Wesoły nastrój jednak szybko się rozwiał, bo dzieci usłyszały dzwonek do drzwi. Albus od razu pobiegł otworzyć, a reszta niechętnie otworzyła drzwi i pobiegła za nim wcześniej nakładając mugolskie maski tlenowe, które przywiózł Fred. Gdy byli już na dole zobaczyli czerwoną z wściekłości mamę i tatę, których zachował spokój. Albus natomiast zawzięcie tłumaczył rodzicom sytuację.
- Jamesie Potterze! - zagrzmiała matka. - Jak mogłeś zamknąć brata w pokoju, w którym były łajnobąby! Czy ty nie rozumiesz, że on mógł się udusić?! - krzyczała.

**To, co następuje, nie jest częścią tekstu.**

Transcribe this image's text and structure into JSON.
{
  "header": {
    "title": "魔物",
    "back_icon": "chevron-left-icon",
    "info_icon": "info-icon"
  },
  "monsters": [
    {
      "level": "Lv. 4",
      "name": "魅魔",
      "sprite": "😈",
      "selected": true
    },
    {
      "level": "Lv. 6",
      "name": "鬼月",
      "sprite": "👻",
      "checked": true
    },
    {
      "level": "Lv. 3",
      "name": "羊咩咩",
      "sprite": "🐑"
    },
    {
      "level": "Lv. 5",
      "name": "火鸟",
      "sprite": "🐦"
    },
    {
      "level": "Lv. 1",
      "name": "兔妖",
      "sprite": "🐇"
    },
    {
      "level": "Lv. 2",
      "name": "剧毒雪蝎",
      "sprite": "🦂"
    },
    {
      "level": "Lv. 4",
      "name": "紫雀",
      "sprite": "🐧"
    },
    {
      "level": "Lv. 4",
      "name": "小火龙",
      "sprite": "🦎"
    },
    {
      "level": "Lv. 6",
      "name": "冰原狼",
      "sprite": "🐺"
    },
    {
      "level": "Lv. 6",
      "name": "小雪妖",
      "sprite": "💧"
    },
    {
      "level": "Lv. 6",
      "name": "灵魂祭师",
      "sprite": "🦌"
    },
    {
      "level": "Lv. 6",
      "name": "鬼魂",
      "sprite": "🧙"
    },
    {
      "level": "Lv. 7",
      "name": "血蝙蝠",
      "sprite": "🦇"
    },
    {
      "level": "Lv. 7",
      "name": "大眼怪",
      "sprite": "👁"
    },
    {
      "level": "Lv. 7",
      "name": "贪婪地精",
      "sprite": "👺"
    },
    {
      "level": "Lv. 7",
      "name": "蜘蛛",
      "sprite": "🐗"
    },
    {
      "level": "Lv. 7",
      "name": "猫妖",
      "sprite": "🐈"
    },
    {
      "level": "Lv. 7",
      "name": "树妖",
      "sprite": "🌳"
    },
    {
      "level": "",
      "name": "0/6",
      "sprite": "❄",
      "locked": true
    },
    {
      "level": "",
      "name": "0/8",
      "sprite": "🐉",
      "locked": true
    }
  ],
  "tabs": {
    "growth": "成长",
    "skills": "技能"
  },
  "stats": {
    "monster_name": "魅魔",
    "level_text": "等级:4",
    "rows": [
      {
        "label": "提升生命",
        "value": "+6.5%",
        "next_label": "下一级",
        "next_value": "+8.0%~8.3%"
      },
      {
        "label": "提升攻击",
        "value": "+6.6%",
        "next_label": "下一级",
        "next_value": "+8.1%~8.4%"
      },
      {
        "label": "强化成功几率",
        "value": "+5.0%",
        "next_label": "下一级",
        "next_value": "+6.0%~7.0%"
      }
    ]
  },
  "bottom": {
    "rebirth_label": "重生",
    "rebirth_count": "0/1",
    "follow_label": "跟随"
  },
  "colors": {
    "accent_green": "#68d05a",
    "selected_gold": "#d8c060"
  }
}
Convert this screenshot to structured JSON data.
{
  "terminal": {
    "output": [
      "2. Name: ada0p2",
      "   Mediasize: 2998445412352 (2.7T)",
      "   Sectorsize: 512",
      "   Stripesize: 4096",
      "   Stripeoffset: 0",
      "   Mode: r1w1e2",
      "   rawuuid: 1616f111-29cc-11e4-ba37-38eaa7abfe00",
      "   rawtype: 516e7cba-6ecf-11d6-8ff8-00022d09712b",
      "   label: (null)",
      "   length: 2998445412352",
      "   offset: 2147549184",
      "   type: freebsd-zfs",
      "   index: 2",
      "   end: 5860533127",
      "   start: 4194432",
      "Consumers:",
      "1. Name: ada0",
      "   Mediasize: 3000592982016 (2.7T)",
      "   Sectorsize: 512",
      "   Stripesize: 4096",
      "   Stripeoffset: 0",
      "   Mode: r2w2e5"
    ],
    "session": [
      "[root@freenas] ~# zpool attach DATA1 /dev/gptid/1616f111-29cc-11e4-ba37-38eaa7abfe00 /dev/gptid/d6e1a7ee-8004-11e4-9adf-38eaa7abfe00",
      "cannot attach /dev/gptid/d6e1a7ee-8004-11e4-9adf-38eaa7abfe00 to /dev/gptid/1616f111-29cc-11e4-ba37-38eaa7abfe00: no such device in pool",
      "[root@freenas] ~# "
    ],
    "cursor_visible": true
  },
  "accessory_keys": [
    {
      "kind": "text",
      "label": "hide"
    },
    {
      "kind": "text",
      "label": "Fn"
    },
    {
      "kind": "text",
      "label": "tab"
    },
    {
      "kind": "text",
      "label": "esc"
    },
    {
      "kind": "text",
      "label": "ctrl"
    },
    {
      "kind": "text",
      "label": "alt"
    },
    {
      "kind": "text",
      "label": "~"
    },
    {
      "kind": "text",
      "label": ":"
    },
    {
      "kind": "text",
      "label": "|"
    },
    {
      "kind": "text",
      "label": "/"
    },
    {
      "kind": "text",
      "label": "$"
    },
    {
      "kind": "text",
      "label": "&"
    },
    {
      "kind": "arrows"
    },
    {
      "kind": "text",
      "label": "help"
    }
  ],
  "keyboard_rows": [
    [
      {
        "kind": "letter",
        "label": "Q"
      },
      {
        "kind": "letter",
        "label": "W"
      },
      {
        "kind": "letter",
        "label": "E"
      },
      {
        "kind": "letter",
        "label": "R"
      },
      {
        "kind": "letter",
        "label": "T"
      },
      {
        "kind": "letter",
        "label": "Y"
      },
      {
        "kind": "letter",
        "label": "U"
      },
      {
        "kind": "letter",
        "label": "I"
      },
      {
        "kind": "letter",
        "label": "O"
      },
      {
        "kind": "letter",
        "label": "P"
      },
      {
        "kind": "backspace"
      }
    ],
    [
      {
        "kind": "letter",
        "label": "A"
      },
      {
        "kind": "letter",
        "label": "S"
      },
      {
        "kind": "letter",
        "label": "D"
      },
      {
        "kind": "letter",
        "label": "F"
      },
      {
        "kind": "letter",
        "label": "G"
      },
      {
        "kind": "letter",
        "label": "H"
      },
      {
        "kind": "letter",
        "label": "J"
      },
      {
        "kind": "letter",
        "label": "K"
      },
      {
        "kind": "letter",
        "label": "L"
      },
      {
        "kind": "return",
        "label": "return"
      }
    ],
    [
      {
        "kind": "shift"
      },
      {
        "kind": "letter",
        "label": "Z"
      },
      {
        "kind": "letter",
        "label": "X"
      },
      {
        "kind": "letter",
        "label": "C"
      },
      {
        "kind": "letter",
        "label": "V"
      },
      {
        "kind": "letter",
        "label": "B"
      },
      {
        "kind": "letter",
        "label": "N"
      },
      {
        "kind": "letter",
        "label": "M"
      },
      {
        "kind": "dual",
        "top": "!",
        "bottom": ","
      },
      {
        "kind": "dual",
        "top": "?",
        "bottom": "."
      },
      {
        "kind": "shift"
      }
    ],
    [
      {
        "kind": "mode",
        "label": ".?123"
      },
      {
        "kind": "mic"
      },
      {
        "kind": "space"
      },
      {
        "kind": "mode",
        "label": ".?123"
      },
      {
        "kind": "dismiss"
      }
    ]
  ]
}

- Na jego miejscu, bym zwyczajnie poszedł do łazienki po odświerzacz do powietrza. Ostatnio widziałem, że ma - powiedział spokojnie James, przyzwyczajony do takiej reakcji matki. Albus palnął się ręką w głowę.
- Dlaczego, o tym nie pomyślałem - mruknął pod nosem, co wywołało uśmiech na twarzy Jamesa, który natychmiast zniknął, gdy dotarły do niego słowa matki.
- Masz szlaban! Uporządkujesz wszystkie książki w naszej bibliotece. Tematycznie - krzyknęła, co wprawiło Jamesa w osłupienie. On prawie nigdy nie zaglądał do książek, a co dopiero żeby znał ich tematy!!! - Teraz!
James powlókł się do biblioteki razem z Fredem. Ten szlaban ma przynajmniej jedną dobrą stronę! Biblioteka była najbardziej oddalonym pokojem od sypialni Albusa! Gdy doszli zastali tam tatę Jamesa.
- Ta kara jest trochę za surowa - powiedział mężczyzna.
- I to jak - powiedział jego syn.
- Wiesz, co? Twój dziadek byłby z ciebie dumny. On też zawsze robił kawały, gdy był mały - tymi słowami Harry wprawił dzieci w osłupienie. - A, co do kary, to poukładam magicznie wszystkie książki, ale musicie spędzić w bibliotece trochę czasu. Chodźcie, pokażę wam coś.